Here is the deal with med mal (at least in the NYC area). Also note that my experience is from the Plaintiff side (and I am a practicing attorney admitted to NY 5 yrs ago):
First off, very few "mom n' pop" PI (that's Personal Injury, not Public Interest) do any of their own Med Mal litigation. Most small solo or 2 or 3 partner PI firms simply refer out the med mal work to lawyers (often solos or other small firms) who specialize in this area. Here's a primer on referrals:
When a PI attorney "sends out" a case on referral to another attorney, the referring lawyer takes 1/3 of the ultimate attorney fees in the case. Period. That is the standard referral fee agreement in NYC (and most other states) on PI cases (whether med mal, auto smash, trip n' fall, etc). So if the lawyer it's referred to settles for 90 K, the referring lawyer gets 10 K (or 1/3 of the 1/3). In case you didn't know this, the fee on all PI cases in NY is 1/3 of the settlement/verdict.
But there is a caveat: in med mal (and med mal tort only), there is a "sliding scale" fee that is part of the NY CPLR. Basically on med mal, the fee % is reduced on "whopper" awards - it's quite a complicated formula-but google "ny med mal attorney fees" and you'll be able to see what I mean).
Here's another quirk of med mal: to bring a case, you need an Affadavit of Merit from an MD which affirms under oath that the MD thinks the case had merit based on medical/scientific expertise. This is a total joke. You can find a plaintiff whore MD who will write you an aff of merit for an ingrown toenail or fart that popped out sideways, etc so long as you pay the MD affdavit/file review fee (usually 1500-3500 bucks). The "MD review" quirk was added as window dressing to show stupid laypeople that a "doctor" reviews the case before its filed- this rule is mostly to appease the tort reform dorks). In reality its a joke.
The problem is that none of the clients have any money, so the firm has to front all the fees for the MD aff, the index number, depoisiton transcripts, etc. This can easily run 10-15 K on a standard med mal file, and often far more.
So in short, the way to make money is to make it rain and GET THE CASES! Understand that PI law is mostly a sales job- he who brings IN the case makes the $$$. The "law" itself is very, very boring and the geeks who actually do the paper churning and EBT's (Examination Before Trial, which is NYC's name for a deposition) make peanuts- like 55-65 K tops. It's just boring grunt work and really of no consequence whatsoever as far as getting paid. There are firms (cough cough) who send paralegals to do the depositions and even to court for status conferences and such, and no one really even cares. Remember, this is still shitlaw since personal injury is involved (even though the rainmakers in this gutter out-earn biglaw partners and work 10 hour weeks LOL).
Besides the rainmakers, the only other kids who make $$$ are the ultra-slick trial guys like John Edwards et al. But that insincere bullshit artist act is a God-given gift and cannot be learned anyway, so I wouldn't worry much about it. Try a few trip n' slip trials first and if you win decent $$$ on a broken wrist or other crap injury, you might want to move up to med mal cases and actually learn what you're doing etc. Most of the good NYC med mal guys are old geezers and wouldn't mind letting you tag along and watch a trial or two.
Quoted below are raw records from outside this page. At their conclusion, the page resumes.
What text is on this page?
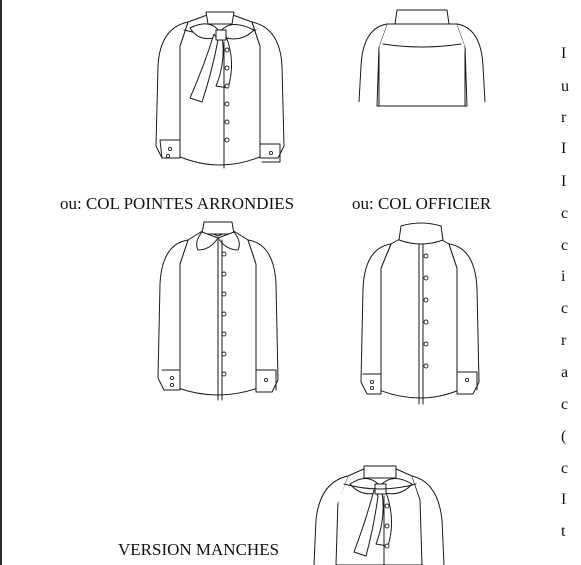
ou: COL POINTES ARRONDIES	ou: COL OFFICIER
VERSION MANCHES
I
u
r
I
I
c
c
i
c
r
a
c
(
c
I
t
In fact, mostly the old timers are the trial guys since juries tend to believe what old codgers say. Hell, when's the last time you called an old geezer a bullshitter? These grandpas are also good at bossing people around- look at Wilfred Brimley and his diabetes ads: "If you have diabetes, you check your blood sugar and you check it often!" That codger has sold more needles than the Singer Sewing Machine Co.
That's about all there is to know. Here's a personal story: my own grandmother got a Stage IV bedsore in a nursing home and I sent it out to a small med mal firm- they settled for 60 K and I got a hair under 7 K to do nothing more than send them a referral agreement. The best lawyers let the geeks and pack mules churn the paperwork and spend their time getting business. End of story.